Ni l’un ni l’autre ne s’étaient rencontrés, ce jour-là, à la
gare de Moscou, et ils ignoraient réciproquement qu’ils fussent partis
pour visiter le théâtre de la guerre.
Seulement,
Harry Blount, parlant peu, mais écoutant beaucoup, n’avait point inspiré
à ses compagnons de route les mêmes défiances qu’Alcide Jolivet. Aussi ne
l’avait-on pas pris pour un espion, et ses voisins, sans se gêner,
causaient-ils devant lui, en se laissant même aller plus loin que leur
circonspection naturelle n’aurait dû le comporter. Le correspondant du Daily-Telegraph
avait donc pu observer combien les événements préoccupaient ces marchands qui
se rendaient à Nijni-Novgorod, et à quel point le commerce avec l’Asie
centrale était menacé dans son transit.
Aussi
n’hésita-t-il pas à noter sur son carnet cette observation on ne peut
plus juste:
«Voyageurs
extrêmement inquiets.

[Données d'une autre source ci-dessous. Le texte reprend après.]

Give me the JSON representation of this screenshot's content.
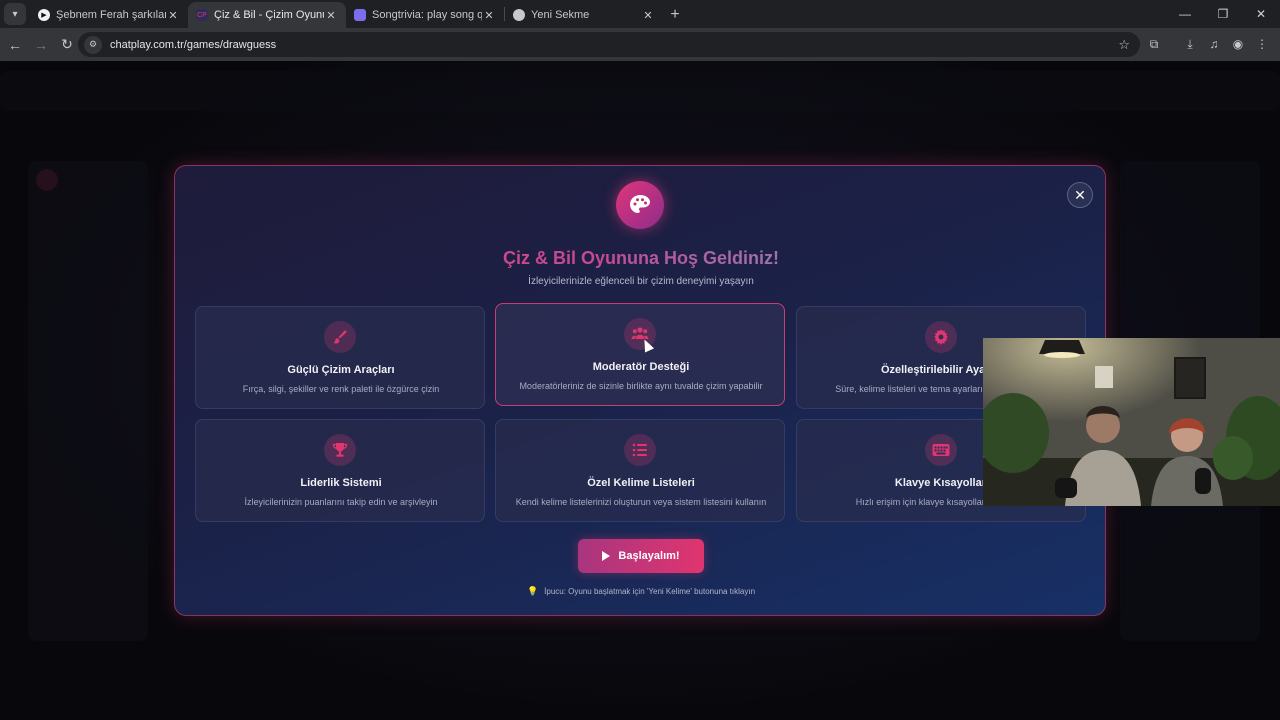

Il n’est question que de la guerre, et ils en
parlent avec une liberté qui doit étonner entre le Volga et la Vistule!»
Les
lecteurs du Daily-Telegraph ne pouvaient manquer d’être aussi
bien renseignés que la «cousine» d’Alcide Jolivet.
Et,
de plus, comme Harry Blount, assis à la gauche du train, n’avait vu
qu’une partie de la contrée, qui était assez accidentée, sans se donner
la peine de regarder la partie de droite, formée de longues plaines, il ne
manqua pas d’ajouter avec l’aplomb britannique:
«Pays
montagneux entre Moscou et Wladimir.»
Cependant,
il était visible que le gouvernement russe, en présence de ces graves
éventualités, prenait quelques mesures sévères, même à l’intérieur de
l’empire. Le soulèvement n’avait pas franchi la frontière
sibérienne, mais dans ces provinces du Volga, si voisines du pays kirghis, on
pouvait craindre l’effet des mauvaises influences.
En
effet, la police n’avait encore pu retrouver les traces d’Ivan
Ogareff. Ce traître, appelant l’étranger pour venger ses rancunes
personnelles, avait-il rejoint Féofar-Khan, ou bien cherchait-il à fomenter la
révolte dans le gouvernement de Nijni-Novgorod, qui, à cette époque de
l’année, renfermait une population composée de tant d’éléments
divers? N’avait-il pas parmi ces Persans, ces Arméniens, ces Kalmouks,
qui affluaient au grand marché, des affidés, chargés de provoquer un mouvement
à l’intérieur? Toutes ces hypothèses étaient possibles, surtout dans un
pays tel que la Russie.
En
effet, ce vaste empire, qui compte douze millions de kilomètres carrés, ne peut
pas avoir l’homogénéité des États de l’Europe occidentale. Entre
les divers peuples qui le composent, il existe forcément plus que des nuances.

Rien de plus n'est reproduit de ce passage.